Okay. That's helpful. Yes. No, I just feel like from what you've described, I think that was actually quite an accomplishment.I guess my last question is -- and I'm thinking out longer term here over the next several years. And as you look across the business, are there any areas or programs where you believe cost reductions or learning curve improvements are necessary. And I want to exclude just kind of the normal benefits that you expect as certain programs ramp up their volume, and obviously, your margins will increase. But do you feel there's any sort of meaningful initiatives that you need to undertake in the business to get cost down in any particular areas?

M
Martin Brassard
President, CEO & Director

It's a journey. It's a journey, and we started that in now many years. Every year fighting against inflation. We're fighting against to reduce -- we're fighting to reduce our cost base and to be more productive. So those opportunities is always to get a competitive supply chain, performance and competitive supply chain.Every year, we have an approach on every program. We review the supply base or the suppliers of every program. Every year, we attack some of them, the main ones. We have also a journey on automation, trying to automate our process as much as possible, and to have our machinist or operator running more than one machine, like I already said, that helps the [ MRD ] rate. So that's a journey to use the technology to be more automated.And third of all, is the non-quality costs. The non-quality cost, we were second to none.
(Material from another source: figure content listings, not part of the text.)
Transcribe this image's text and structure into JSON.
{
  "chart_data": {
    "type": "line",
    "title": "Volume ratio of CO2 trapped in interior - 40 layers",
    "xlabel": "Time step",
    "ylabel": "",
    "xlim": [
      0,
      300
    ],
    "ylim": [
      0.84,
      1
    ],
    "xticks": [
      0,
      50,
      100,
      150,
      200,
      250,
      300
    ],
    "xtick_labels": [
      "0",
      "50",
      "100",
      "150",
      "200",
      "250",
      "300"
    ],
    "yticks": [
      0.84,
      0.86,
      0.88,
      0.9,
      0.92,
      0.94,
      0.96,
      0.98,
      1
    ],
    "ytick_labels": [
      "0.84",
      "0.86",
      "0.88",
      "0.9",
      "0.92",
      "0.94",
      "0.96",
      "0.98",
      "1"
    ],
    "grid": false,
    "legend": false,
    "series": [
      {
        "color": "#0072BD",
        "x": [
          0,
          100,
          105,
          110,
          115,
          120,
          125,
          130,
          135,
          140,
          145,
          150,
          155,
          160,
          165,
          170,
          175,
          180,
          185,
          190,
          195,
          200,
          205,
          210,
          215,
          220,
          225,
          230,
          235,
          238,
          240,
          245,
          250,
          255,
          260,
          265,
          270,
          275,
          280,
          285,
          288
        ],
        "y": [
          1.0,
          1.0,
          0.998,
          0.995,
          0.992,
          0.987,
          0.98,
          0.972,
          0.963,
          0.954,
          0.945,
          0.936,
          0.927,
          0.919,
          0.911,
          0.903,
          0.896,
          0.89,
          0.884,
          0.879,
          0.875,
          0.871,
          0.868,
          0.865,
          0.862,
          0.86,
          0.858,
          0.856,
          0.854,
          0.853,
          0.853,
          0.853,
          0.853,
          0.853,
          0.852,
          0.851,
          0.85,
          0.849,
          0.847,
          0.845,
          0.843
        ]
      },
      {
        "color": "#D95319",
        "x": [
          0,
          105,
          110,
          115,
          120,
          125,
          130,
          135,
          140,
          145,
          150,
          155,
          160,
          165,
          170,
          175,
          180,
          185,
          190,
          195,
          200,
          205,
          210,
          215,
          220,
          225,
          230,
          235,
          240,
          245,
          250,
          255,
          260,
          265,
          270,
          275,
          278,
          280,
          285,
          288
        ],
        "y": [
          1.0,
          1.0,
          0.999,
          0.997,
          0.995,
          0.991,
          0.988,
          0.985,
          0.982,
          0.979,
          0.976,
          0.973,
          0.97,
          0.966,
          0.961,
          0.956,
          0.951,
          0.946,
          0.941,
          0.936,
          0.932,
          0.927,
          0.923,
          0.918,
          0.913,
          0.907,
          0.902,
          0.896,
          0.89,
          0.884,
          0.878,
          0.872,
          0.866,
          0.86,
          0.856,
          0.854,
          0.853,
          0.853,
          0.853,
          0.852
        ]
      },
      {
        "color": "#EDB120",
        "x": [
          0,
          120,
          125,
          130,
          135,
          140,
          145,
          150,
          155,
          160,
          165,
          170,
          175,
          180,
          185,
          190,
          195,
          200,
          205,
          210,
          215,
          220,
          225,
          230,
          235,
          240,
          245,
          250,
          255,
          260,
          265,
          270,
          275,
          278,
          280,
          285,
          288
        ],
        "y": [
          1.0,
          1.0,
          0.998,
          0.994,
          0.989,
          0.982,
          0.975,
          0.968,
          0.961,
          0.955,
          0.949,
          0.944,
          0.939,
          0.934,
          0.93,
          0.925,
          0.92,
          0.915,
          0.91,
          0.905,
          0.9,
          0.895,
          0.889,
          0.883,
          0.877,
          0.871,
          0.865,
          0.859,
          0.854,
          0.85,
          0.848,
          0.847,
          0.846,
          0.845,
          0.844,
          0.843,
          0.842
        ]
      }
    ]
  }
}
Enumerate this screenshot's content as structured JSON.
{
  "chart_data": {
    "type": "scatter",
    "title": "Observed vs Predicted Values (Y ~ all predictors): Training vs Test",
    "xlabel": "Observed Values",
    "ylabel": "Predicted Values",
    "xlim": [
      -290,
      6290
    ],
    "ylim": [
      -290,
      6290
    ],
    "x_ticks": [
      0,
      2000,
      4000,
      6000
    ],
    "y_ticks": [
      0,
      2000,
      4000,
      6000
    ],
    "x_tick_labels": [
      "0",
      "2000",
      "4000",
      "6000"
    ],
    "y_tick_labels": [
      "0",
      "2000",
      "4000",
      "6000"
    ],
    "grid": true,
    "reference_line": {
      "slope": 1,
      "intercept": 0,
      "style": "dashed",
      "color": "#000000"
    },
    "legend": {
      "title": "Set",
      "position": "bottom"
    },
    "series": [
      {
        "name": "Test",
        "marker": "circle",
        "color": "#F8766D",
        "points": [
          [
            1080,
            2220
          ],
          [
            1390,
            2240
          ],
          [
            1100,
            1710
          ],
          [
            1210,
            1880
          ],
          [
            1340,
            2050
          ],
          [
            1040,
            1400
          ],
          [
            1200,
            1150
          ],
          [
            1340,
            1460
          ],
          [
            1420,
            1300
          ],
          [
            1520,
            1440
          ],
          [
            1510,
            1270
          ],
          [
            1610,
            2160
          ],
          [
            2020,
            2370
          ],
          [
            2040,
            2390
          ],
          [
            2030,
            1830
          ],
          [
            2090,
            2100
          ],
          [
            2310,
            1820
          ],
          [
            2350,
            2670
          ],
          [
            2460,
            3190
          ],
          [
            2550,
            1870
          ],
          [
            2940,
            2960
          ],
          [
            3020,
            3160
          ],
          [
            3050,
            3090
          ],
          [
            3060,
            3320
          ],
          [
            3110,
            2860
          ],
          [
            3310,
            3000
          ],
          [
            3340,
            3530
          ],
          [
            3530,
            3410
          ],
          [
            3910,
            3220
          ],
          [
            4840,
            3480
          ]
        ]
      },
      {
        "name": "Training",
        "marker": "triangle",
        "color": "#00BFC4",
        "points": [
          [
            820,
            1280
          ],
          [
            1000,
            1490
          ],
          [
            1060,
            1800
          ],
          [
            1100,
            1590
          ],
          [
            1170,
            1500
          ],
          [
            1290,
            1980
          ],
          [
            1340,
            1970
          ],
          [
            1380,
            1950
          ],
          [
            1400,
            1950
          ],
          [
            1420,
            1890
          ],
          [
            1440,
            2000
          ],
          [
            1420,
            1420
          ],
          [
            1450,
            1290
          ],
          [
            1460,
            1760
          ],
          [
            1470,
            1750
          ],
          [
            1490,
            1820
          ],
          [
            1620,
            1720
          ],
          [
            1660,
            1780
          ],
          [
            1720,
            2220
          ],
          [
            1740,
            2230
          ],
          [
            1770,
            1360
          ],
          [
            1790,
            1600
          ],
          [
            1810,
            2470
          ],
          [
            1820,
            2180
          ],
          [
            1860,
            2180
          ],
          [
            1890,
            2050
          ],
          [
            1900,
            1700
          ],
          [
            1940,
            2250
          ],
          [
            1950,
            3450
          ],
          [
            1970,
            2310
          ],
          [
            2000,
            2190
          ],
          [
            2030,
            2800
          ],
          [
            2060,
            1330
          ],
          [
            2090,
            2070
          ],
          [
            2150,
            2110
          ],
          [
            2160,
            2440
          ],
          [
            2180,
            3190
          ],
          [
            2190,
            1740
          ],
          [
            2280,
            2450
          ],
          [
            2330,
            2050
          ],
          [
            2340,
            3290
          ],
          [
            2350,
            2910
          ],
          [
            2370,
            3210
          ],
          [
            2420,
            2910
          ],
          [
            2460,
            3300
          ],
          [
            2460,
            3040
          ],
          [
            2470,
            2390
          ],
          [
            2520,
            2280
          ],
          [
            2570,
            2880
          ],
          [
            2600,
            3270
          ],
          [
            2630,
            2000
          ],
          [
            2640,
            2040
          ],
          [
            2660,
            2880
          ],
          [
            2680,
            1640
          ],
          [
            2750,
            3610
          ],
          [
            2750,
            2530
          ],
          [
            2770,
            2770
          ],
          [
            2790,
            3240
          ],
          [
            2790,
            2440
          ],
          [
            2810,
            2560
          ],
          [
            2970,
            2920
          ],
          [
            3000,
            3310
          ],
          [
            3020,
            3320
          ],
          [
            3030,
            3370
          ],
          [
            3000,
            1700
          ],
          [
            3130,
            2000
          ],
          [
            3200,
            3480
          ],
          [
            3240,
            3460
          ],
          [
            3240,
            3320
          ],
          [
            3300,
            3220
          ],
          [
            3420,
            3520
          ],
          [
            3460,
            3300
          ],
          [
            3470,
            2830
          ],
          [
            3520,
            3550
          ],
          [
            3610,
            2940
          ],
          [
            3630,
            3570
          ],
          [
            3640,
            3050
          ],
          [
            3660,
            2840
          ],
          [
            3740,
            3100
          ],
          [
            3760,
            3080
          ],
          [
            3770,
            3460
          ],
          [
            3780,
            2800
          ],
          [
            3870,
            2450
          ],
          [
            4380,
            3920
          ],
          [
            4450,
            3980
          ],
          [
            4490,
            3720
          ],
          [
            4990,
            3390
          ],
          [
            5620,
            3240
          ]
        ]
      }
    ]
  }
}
We had a bad performance in Q3 compared to historical levels. It's not a recurring theme, but that's also a cost component of reworks, scrap, MRD are key objectives to reduce and to keep it at the lowest minimum. So we did great improvement over the past years. We have -- I'm proud of the ratios, the historical ratios that we had and the improvement, and we need to continue that. So we did a fall steps in Q3, and we're going to continue to do that.

Operator

Your next question comes from Bryan Fast with Raymond James.

B
Bryan Fast
Equity Research Analyst

Just one question for myself. I know that the business jet market was a source of strength over the last 2 years. Are we seeing a moderation from that end market? Or are you still seeing that level of strength?

S
Stéphane Arsenault
CFO & VP

Well, for us, it's the business jet market, so the market where we're introducing new products, right? The [indiscernible], we started the ramp-up of delivery this year. As you know, we won 10x. So in 2 years from now, we'll probably start to seeing some production. So for us, it's because we have more programs, right, coming in, in that market. So despite as you're referring, maybe some program might slow down, it's not the case in our case because we are introducing new content, right, that we didn't have before.

M
Martin Brassard
President, CEO & Director

And the [indiscernible] remains robust, right. In terms of the business jet. To [solid ] airplane and we're doing good.

Operator

There are no further questions at this time. Mr. Brassard, you may proceed.

M
Martin Brassard
President, CEO & Director

Thank you. Thank you very much, Enis, and thank you, everyone, for your support, and thank you very much for having joined us this morning, and have a great day.

Operator

Ladies and gentlemen, this concludes your conference call for today. We thank you for participating and ask that you please disconnect your lines. Have a great day.